Lovers of the Everglades might have preferred something less self-congratulatory, perhaps more along the line of Pope John Paul II’s plea for forgiveness for the past sins of the Catholic Church.
It would be warranted. In the name of making money, the United States has allowed its citizens to dredge and drain the Everglades for real estate, to poison it with fertilizer and corrupt it with invasive species.
The extent of the abuse was so dramatic that it will cost $12 billion to begin its restoration. It’s become such a severe and embarrassing problem that it seems to have actually, and briefly, brought together the administrations of President Barack Obama and Gov. Rick Scott.
The first big problem with non-native species in the Everglades began almost as soon as modern American entrepreneurs came in contact with the impressive wetlands. Melaleuca trees were introduced into the Everglades in 1906 by folks who wanted to harvest them as ornamental plants and for paper (the tree is also called the paperbark tea tree). Because they grew so fast and propagated so easily, they were intentionally planted into the sides of levees to stabilize the dirt. In the 1930s, planes actually scattered them from the air to promote their growth in the Everglades. Today it’s illegal “to introduce, multiply, possess, move, or release” melaleucas. But it’s too late. Because 106 years later, we haven’t been able to figure out how to eradicate it.
More recently, as South Florida’s urban population ballooned, invasive snakes such as the Burmese python became the next problem. The snakes, often bought for pets, were subsequently released into the wetlands after a bout of buyer’s remorse — or owner’s laziness.
Lacking natural predators, they’ve taken over. It’s believed that there are now 30,000 pythons in Everglades National Park. And they’re spreading.

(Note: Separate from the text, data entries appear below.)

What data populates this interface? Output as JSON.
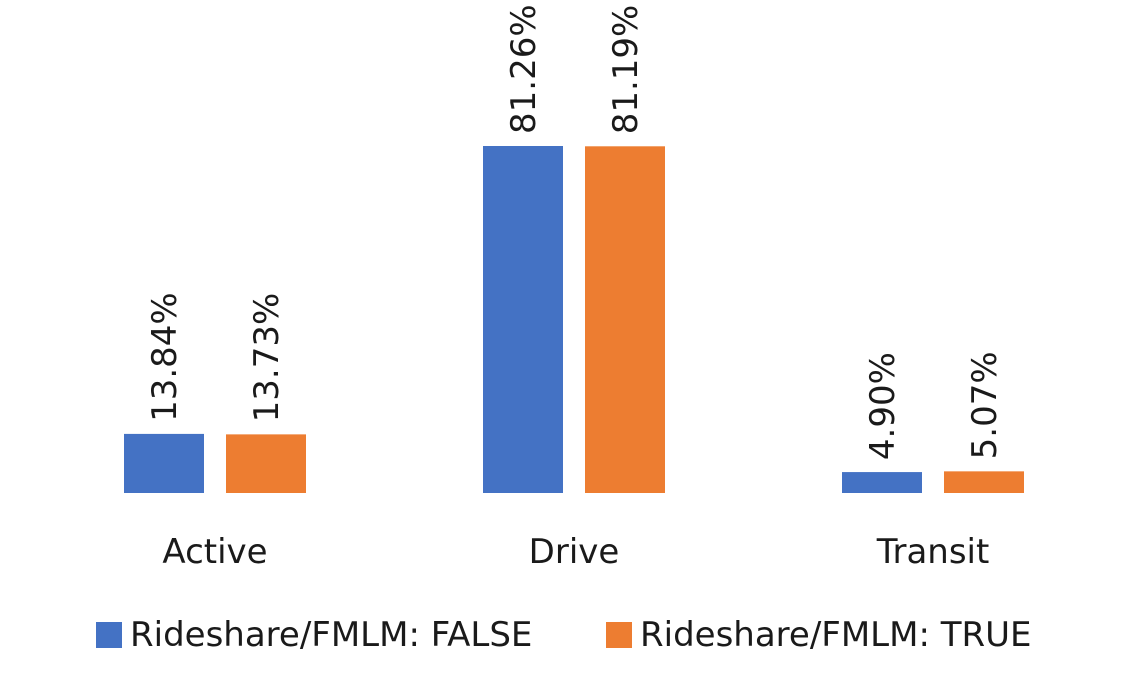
{
  "chart_data": {
    "type": "bar",
    "categories": [
      "Active",
      "Drive",
      "Transit"
    ],
    "series": [
      {
        "name": "Rideshare/FMLM: FALSE",
        "values": [
          13.84,
          81.26,
          4.9
        ],
        "labels": [
          "13.84%",
          "81.26%",
          "4.90%"
        ],
        "color": "#4472C4"
      },
      {
        "name": "Rideshare/FMLM: TRUE",
        "values": [
          13.73,
          81.19,
          5.07
        ],
        "labels": [
          "13.73%",
          "81.19%",
          "5.07%"
        ],
        "color": "#ED7D31"
      }
    ],
    "ylim": [
      0,
      81.26
    ],
    "grid": false,
    "legend": "bottom"
  }
}
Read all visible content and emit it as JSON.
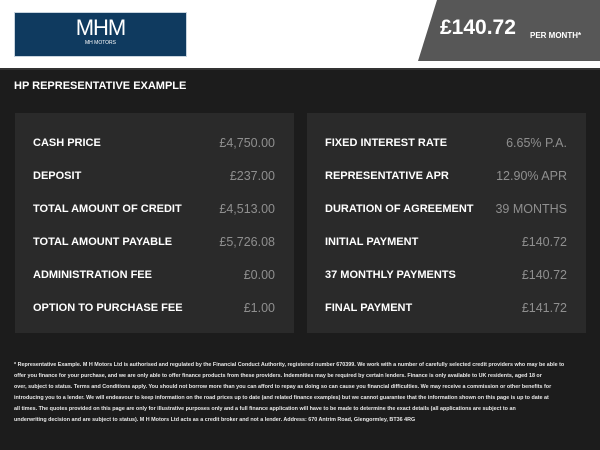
{
  "header": {
    "logo_text": "MHM",
    "logo_sub": "MH MOTORS",
    "price": "£140.72",
    "per_month": "PER MONTH*"
  },
  "title": "HP REPRESENTATIVE EXAMPLE",
  "left": [
    {
      "label": "CASH PRICE",
      "value": "£4,750.00"
    },
    {
      "label": "DEPOSIT",
      "value": "£237.00"
    },
    {
      "label": "TOTAL AMOUNT OF CREDIT",
      "value": "£4,513.00"
    },
    {
      "label": "TOTAL AMOUNT PAYABLE",
      "value": "£5,726.08"
    },
    {
      "label": "ADMINISTRATION FEE",
      "value": "£0.00"
    },
    {
      "label": "OPTION TO PURCHASE FEE",
      "value": "£1.00"
    }
  ],
  "right": [
    {
      "label": "FIXED INTEREST RATE",
      "value": "6.65% P.A."
    },
    {
      "label": "REPRESENTATIVE APR",
      "value": "12.90% APR"
    },
    {
      "label": "DURATION OF AGREEMENT",
      "value": "39 MONTHS"
    },
    {
      "label": "INITIAL PAYMENT",
      "value": "£140.72"
    },
    {
      "label": "37 MONTHLY PAYMENTS",
      "value": "£140.72"
    },
    {
      "label": "FINAL PAYMENT",
      "value": "£141.72"
    }
  ],
  "footer": [
    "* Representative Example. M H Motors Ltd is authorised and regulated by the Financial Conduct Authority, registered number 670399. We work with a number of carefully selected credit providers who may be able to",
    "offer you finance for your purchase, and we are only able to offer finance products from these providers. Indemnities may be required by certain lenders. Finance is only available to UK residents, aged 18 or",
    "over, subject to status. Terms and Conditions apply. You should not borrow more than you can afford to repay as doing so can cause you financial difficulties. We may receive a commission or other benefits for",
    "introducing you to a lender. We will endeavour to keep information on the road prices up to date (and related finance examples) but we cannot guarantee that the information shown on this page is up to date at",
    "all times. The quotes provided on this page are only for illustrative purposes only and a full finance application will have to be made to determine the exact details (all applications are subject to an",
    "underwriting decision and are subject to status). M H Motors Ltd acts as a credit broker and not a lender. Address: 670 Antrim Road, Glengormley, BT36 4RG"
  ]
}
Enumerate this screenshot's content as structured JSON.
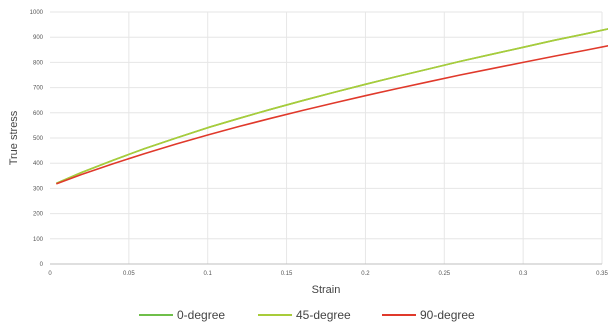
{
  "chart_data": {
    "type": "line",
    "xlabel": "Strain",
    "ylabel": "True stress",
    "xlim": [
      0,
      0.35
    ],
    "ylim": [
      0,
      1000
    ],
    "xticks": [
      0,
      0.05,
      0.1,
      0.15,
      0.2,
      0.25,
      0.3,
      0.35
    ],
    "xtick_labels": [
      "0",
      "0.05",
      "0.1",
      "0.15",
      "0.2",
      "0.25",
      "0.3",
      "0.35"
    ],
    "yticks": [
      0,
      100,
      200,
      300,
      400,
      500,
      600,
      700,
      800,
      900,
      1000
    ],
    "ytick_labels": [
      "0",
      "100",
      "200",
      "300",
      "400",
      "500",
      "600",
      "700",
      "800",
      "900",
      "1000"
    ],
    "grid": true,
    "legend_position": "bottom",
    "x": [
      0.004,
      0.02,
      0.04,
      0.06,
      0.08,
      0.1,
      0.12,
      0.14,
      0.16,
      0.18,
      0.2,
      0.22,
      0.24,
      0.26,
      0.28,
      0.3,
      0.32,
      0.34,
      0.357
    ],
    "series": [
      {
        "name": "0-degree",
        "color": "#6fbf4a",
        "values": [
          320,
          363,
          412,
          458,
          500,
          541,
          578,
          614,
          648,
          681,
          713,
          744,
          774,
          804,
          832,
          860,
          888,
          914,
          937
        ]
      },
      {
        "name": "45-degree",
        "color": "#a8cc3a",
        "values": [
          320,
          363,
          412,
          458,
          500,
          541,
          578,
          614,
          648,
          681,
          713,
          744,
          774,
          804,
          832,
          860,
          888,
          914,
          937
        ]
      },
      {
        "name": "90-degree",
        "color": "#e0392b",
        "values": [
          318,
          355,
          398,
          438,
          476,
          512,
          546,
          578,
          609,
          639,
          668,
          696,
          723,
          750,
          775,
          800,
          825,
          849,
          870
        ]
      }
    ]
  }
}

“It’s sad that it’s gotten this far — and unfortunately, there is no reason to think that they aren’t going to disperse farther north,” said Kris Serbesoff-King, the Florida invasive species program manager for The Nature Conservancy, one of the groups that has been pushing for the ban.
And yet despite all that history, it still took five years of studies, hearings and debate before Salazar was able to announce a ban. And it will be another 60 days before the ban begins.
So those familiar with the history can be excused for finding Salazar’s announcement lacking.
The first commenter on The Miami Herald story about the announcement expressed it succinctly and eloquently: “You are about thirty years too late.”